Table 6 XCOVNet comparison with related methods

Conclusion and future work

We developed in this work a model to detect the COVID-19 infection using chest X-ray images. For this purpose, we used a publicly available dataset of 392 positive \(\mathrm {COVID}^+\) and negative \(\mathrm {COVID}^-\) X-ray patient images. We fixed each input image size to \(224 \times 224 \times 3\) and performed CNN training for a accurate classification. We implemented three convolutional layer based models with a kernel size of \(3 \times 3\) and achieved a COVID-19 detection accuracy of 98.44%. We also compared our method with several state-of-the-art works [32, 33] limited to a maximum of 98% accuracy.

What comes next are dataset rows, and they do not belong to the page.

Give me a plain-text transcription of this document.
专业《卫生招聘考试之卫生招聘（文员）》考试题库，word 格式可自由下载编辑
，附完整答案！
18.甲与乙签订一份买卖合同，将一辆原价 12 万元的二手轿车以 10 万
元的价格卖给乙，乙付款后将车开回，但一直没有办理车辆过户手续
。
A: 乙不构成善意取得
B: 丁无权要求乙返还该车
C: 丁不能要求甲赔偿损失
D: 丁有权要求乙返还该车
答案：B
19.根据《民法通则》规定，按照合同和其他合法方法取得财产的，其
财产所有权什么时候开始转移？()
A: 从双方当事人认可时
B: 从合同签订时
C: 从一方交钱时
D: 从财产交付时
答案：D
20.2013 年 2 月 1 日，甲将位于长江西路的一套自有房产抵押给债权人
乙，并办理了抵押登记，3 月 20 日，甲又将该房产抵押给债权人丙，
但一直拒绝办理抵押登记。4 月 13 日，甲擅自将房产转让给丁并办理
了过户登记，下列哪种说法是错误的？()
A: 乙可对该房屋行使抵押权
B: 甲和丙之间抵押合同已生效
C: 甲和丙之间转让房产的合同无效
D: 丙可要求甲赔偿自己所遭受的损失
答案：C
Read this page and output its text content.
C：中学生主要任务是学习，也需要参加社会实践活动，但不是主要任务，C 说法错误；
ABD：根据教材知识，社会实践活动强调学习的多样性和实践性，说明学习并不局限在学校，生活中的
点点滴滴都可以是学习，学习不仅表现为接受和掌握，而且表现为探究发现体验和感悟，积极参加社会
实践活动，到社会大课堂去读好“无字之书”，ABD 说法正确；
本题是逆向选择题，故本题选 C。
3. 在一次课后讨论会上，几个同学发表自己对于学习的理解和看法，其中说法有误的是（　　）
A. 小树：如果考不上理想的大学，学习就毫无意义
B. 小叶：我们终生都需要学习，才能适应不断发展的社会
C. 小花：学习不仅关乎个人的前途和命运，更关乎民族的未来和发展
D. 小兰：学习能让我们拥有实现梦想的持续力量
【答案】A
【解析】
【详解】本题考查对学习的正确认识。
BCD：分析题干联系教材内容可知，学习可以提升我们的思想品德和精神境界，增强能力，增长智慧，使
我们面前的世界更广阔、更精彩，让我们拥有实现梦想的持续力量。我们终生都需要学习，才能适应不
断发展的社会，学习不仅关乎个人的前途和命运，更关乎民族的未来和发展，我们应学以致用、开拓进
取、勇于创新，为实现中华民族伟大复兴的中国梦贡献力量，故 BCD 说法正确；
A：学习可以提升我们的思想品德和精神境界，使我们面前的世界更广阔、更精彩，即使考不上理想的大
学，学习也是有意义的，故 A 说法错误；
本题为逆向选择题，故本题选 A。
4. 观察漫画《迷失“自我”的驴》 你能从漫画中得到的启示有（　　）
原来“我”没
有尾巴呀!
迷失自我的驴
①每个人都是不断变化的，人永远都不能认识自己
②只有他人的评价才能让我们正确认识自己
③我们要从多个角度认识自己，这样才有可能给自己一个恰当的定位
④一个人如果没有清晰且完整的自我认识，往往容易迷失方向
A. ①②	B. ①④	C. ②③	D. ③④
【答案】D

Although the proposed XCOVNet model classifies the \(\mathrm {COVID}^+\) and \(\mathrm {COVID}^-\) patients with more than 98% accuracy using chest X-ray images, we still face a serious need to find out the severity level of the infection too. In the future, we intend to perform experiments on chest CT scan image data for COVID-19 detection and combine both the models to identify the severity level. Voice recognition based early COVID-19 infection detection using intelligent methods is also part of our future plans.